Oka tertawa mendengar suara itu. Itu jelas bukan suara Miya atau Agis, tapi suara si tukang jaga kuburan. Tentu saja, karena Miya dan Agis sudah ada di dalam tanah, mereka tidak mungkin bisa menjawab. Tak selang berapa lama Oka bangkit, ada rombongan pengantar jenazah datang. Pemandangan itu jelas bukan pemandangan yang aneh, namanya juga di tempat pemakaman umum, ya pasti pemandangan seperti ini lumrah. Ini adalah salah satu pemakaman yang cukup padat di kota Medan.

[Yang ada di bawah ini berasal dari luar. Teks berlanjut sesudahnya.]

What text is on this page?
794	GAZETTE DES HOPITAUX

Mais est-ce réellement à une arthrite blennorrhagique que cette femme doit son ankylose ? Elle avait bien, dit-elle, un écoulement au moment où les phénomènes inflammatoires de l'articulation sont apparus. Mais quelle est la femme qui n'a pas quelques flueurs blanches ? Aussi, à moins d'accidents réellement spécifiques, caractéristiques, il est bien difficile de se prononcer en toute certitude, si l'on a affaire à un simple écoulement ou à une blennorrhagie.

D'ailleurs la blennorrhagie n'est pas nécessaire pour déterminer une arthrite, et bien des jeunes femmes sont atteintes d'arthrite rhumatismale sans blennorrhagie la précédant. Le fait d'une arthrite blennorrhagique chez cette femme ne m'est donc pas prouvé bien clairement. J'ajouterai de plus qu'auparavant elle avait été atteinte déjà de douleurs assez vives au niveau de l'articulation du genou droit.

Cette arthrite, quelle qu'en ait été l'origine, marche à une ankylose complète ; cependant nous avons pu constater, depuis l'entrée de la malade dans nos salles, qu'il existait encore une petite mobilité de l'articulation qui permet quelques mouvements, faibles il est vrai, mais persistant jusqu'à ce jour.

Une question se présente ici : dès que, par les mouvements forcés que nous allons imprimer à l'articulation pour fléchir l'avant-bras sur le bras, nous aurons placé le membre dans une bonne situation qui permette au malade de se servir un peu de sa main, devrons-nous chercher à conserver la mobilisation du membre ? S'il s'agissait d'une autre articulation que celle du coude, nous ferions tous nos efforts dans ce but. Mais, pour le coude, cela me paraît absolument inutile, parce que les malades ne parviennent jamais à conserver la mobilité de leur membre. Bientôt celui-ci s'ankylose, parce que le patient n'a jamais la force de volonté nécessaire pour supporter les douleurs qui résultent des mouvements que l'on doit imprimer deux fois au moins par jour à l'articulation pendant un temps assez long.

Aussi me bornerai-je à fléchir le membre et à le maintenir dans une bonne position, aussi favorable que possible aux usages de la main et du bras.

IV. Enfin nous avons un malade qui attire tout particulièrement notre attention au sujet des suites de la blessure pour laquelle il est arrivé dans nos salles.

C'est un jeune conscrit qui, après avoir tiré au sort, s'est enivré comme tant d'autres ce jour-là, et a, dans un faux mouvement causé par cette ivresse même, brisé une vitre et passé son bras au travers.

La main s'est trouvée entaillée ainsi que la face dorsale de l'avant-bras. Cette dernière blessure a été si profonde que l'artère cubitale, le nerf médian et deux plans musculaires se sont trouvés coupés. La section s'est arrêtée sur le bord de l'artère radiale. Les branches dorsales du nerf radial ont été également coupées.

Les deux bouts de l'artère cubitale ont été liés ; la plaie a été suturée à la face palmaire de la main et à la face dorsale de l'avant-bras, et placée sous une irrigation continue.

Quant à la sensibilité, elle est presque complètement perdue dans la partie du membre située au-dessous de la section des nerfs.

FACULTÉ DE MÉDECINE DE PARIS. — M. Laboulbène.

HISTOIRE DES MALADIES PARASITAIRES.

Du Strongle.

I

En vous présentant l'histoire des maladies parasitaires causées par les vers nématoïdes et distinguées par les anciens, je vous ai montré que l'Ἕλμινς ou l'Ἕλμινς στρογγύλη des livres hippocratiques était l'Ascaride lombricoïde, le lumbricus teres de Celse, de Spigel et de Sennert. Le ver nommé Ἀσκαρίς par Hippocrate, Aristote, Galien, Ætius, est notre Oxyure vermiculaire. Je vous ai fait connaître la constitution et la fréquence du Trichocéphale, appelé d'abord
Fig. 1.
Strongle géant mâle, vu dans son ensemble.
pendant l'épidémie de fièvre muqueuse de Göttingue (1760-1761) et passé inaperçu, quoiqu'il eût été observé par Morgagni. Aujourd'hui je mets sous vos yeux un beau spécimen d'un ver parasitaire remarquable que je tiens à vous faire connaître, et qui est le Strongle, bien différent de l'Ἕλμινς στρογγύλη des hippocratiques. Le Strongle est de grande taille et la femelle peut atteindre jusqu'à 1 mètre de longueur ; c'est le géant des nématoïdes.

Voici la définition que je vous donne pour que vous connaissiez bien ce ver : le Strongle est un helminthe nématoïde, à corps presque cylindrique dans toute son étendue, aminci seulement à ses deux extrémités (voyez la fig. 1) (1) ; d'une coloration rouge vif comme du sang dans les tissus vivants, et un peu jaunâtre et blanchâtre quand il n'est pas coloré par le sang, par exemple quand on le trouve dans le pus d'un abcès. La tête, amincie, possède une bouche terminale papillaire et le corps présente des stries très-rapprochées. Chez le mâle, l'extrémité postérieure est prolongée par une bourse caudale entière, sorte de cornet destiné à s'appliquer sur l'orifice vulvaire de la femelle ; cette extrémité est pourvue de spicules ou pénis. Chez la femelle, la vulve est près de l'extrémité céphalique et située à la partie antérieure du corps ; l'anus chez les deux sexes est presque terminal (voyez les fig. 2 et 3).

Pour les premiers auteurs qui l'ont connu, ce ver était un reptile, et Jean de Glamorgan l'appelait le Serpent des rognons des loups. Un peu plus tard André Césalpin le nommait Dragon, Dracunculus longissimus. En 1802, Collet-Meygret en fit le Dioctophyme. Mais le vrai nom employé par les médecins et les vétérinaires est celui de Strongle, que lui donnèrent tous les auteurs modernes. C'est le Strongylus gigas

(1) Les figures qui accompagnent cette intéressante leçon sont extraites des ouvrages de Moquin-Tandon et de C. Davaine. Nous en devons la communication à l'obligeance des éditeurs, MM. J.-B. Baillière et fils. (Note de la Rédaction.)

Lokasinya berada di areal pinggiran kota.
Dari pinggiran kawasan kuburan, Oka melihat salah satu pengantar jenazah menangis meraung-raung di dekat kuburan. Dugaan Oka, orang itu pasti adalah yang merasa terpukul dengan kepergian orang yang meninggal. Dia adalah seorang pria, entah siapanya yang meninggal Oka tidak tahu, bisa jadi saudaranya atau istrinya. Oka melangkah menuju ke tepian dekat pinggir jalan.
"Dek! Beli es cendol saya dong!"
Oka menoleh ke arah orang yang bicara padanya barusan. Dia memperhatikan tukang es cendol yang ada di dekatnya. Tukang es cendol itu membawa sebuah gerobak dorong. Segera Oka merogoh kantongnya, mencoba mengingat apa tadi dirinya membawa dompet atau tidak. Syukurlah dia membawa dompet ternyata.
"Satu!" kata Oka memesan es cendol.
"Meninggal kenapa itu yang dikuburkan Dek?" tanya si tukang cendol.
"Sakit jantung Wak! Jantungnya berhenti, makanya meninggal."
"Oh gitu. Kamu kok tahu? Saudaranya?"
"Bukan."
"Temannya yang meninggal?"
"Bukan juga."
"Terus? Kenapa bisa tahu?"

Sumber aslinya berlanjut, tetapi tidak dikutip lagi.